O quadro “Operários” de Tarsila do Amaral (1866-1973) faz parte do acervo do Governo do Estado de São Paulo e atualmente está exposto no Palácio dos Bandeirantes, sedo do Governo Paulista.

Sobre o artista

Nascido em Aracaju-SE, teve uma formação profissional diversificada, primeiramente em Zootecnia. Atualmente é Diretor Cultural do Grupo Scenarium que inclui o Rio Scenarium, o Dolores Club, os restaurantes Santo Scenarium e Mangue Seco e a Galeria Scenarium.

Admirador de arte em geral, desde sempre incluía a programação cultural como prioridade nas viagens que fazia a trabalho ou lazer. Teve oportunidade de acompanhar o crescimento e desenvolvimento de uma artista, minha irmã Rita Barreto que foi a sua maior incentivadora.

O curso “Encontros e Reflexões” ministrado pela artista Iole de Freitas, provocou uma transformação na forma de ver uma obra de arte, desde então continuou estudando arte, especialmente a arte contemporânea e surgem os primeiros trabalhos, que eram então muito influenciados pelos trabalhos de Arthur Bispo do Rosário e Farnese de Andrade. O acúmulo de antiguidades e objetos curiosos que colecionava como hobbie e a admiração pelos artistas citados acima o levaram a realizar suas primeiras assemblages e depois suas pinturas.

Charles Barreto é um artista visual que transforma objetos ordinários em narrativas extraordinárias. Nascido em Aracaju e moldado pela efervescente cena cultural do Rio de Janeiro, desenvolveu uma linguagem singular por meio da assemblage — entrelaçando memória, estética e crítica social. Fragmentos esquecidos e relíquias do cotidiano são resgatados para compor obras que dialogam com o sagrado e o profano, o íntimo e o coletivo.

Barreto se revela como um artista que desafia as fronteiras da expressão. Sua jornada criativa não é uma linha reta, mas sim um labirinto de descobertas, onde a paixâo pela arte, a curiosidade, insaciável e a reverência pelo passado se fundem para dar vida a um universo singular e envolvente.

A história do Azulejo

Desde 2016, o azulejo tem sido produzido de maneira contínua com o propósito de incentivar estabelecimentos, instituições, governos e indivíduos a declararem, de forma voluntária, seu respeito à diversidade.

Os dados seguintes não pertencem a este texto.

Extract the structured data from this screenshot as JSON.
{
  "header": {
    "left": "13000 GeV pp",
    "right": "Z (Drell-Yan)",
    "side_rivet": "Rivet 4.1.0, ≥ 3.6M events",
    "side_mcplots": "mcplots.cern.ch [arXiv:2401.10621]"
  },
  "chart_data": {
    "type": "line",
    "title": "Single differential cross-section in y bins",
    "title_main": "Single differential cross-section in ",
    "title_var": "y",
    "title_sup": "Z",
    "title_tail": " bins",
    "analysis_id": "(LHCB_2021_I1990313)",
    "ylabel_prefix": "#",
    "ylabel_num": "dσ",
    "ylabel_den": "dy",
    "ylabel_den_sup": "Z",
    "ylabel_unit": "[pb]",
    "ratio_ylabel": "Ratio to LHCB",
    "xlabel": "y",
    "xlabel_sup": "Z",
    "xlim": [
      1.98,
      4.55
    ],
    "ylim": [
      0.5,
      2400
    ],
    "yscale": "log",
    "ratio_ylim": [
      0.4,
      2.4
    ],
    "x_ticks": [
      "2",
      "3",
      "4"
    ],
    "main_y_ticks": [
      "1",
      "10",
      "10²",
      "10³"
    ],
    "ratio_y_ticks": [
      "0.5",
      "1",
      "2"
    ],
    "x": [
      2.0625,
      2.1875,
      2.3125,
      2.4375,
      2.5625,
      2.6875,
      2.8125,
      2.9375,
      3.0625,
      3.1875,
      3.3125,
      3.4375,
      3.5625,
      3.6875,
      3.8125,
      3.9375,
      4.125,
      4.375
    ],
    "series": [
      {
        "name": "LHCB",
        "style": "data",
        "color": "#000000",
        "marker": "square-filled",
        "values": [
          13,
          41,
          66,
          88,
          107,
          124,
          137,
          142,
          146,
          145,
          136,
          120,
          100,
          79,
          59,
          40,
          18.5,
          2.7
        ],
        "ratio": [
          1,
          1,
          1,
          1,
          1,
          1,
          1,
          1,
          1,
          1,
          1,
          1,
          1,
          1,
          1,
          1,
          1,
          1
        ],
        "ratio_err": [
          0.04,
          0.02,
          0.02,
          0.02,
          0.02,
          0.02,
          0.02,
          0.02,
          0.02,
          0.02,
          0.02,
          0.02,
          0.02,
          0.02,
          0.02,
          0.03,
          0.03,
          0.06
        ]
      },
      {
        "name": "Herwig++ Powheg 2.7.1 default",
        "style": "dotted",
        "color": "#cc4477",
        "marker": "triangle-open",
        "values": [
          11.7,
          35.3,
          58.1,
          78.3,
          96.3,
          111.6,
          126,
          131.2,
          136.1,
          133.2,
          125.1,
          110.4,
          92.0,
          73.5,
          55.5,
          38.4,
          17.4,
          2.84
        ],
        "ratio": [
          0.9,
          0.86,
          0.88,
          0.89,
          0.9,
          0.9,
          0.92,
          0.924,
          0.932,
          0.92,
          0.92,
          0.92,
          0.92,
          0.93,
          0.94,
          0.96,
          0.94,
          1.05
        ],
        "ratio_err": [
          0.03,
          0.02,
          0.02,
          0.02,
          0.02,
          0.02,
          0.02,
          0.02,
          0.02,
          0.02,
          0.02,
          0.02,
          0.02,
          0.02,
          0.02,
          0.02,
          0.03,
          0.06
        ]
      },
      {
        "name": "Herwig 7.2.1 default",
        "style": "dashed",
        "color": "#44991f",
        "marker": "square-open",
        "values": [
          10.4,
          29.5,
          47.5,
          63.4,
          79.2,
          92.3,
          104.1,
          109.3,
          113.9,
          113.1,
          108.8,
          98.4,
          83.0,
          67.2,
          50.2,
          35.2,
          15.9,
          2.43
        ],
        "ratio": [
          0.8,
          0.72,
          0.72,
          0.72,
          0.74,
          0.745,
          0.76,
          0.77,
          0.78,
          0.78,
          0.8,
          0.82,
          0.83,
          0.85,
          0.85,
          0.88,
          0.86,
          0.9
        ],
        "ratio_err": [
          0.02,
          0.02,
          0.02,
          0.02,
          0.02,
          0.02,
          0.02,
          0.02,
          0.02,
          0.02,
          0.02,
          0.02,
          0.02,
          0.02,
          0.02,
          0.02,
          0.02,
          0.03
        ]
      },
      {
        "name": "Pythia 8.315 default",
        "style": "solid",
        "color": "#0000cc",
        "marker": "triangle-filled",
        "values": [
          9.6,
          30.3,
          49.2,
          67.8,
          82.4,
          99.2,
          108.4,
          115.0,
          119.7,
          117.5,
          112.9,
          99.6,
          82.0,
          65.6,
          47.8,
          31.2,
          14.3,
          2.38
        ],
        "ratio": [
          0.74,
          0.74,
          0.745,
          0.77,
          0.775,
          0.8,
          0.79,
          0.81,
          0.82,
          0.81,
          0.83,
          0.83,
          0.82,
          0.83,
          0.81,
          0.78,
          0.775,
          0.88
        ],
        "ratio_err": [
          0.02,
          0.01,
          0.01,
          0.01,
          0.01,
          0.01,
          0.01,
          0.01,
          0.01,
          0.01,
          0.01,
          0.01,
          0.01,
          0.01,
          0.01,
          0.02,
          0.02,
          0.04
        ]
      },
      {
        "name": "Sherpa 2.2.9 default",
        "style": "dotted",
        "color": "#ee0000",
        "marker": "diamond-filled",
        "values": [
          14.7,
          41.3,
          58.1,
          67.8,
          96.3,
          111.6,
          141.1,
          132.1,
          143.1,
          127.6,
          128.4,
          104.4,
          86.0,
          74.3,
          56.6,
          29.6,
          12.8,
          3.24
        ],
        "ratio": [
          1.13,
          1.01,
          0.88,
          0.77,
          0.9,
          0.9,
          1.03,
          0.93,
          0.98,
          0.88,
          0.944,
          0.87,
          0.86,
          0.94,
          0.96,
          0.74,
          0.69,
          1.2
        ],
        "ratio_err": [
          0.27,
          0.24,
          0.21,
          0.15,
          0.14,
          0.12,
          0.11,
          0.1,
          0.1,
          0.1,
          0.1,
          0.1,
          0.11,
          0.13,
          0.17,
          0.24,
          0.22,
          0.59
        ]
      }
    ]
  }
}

Cada azulejo segue um padrão de 20 x 20 cm e obrigatoriamente exibe a frase “Aqui Respeitamos a Diversidade” em português, espanhol e inglês. Com o intuito de promover o respeito à diversidade por meio da arte, os artistas convidados têm liberdade para criar suas peças, sendo sugerido pela Câmara LGBT que os azulejos reflitam o estilo e a essência das obras desses artistas.

Em 2016 uma equipe interna da Câmara LGBT criou o primeiro azulejo. No ano de 2017, Weider Silvério assinou a peça, optando por uma abordagem mais clássica que celebrava o respeito à diversidade. Em 2018, foi a vez do estilista Fause Haten, que se inspirou em formas e seres singulares para criar uma obra que promovia a união dessas misturas únicas.

Em 2019, Ronaldo Fraga trouxe seu estilo marcante e referências de um Brasil plural, leve e divertido para a peça, reforçando a ideia de que a diversidade é uma das maiores riquezas do país. No ano seguinte, em 2020, Laerte Coutinho, trouxe seu estilo divertido e inconfundível para representar diversas orientações sexuais e identidades de gênero em uma tela de celular.

Em 2021, a liberdade criativa do ilustrador Marcelo Stockler representou a memória, os sonhos e os desejos do futuro, em uma obra que reforça a importância do afeto e do acolhimento entre as pessoas, em tempos difíceis e desafiadores. Já em 2022, a escritora baiana Elayne Baeta assinou a peça, retratando a variedade de tonalidades de pele e formas dos braços como uma representação dos corpos negros, brancos, magros, gordos, amputados e outros. Com isso, ela evidenciou a riqueza da diversidade, enquanto celebra a baianidade.

Em 2023, o azulejo foi ilustrado pela mulher trans, designer e diretora de comunicação da Câmara LGBT, Dani Coatswith, que trouxe um olhar para as pessoas trans e travestis e a importância da representatividade. Em 2024 Maurício de Souza, o primeiro aliado da comunidade criou o azulejo inspirado em diálogos de pessoas diferentes em um ambiente de afeto e respeito. Já em 2025 Milton cunha trouxe o universo do carnaval para o azulejo com confetes, serpentinas, cores e arco-íris trazendo positividade e esperança que eles representam.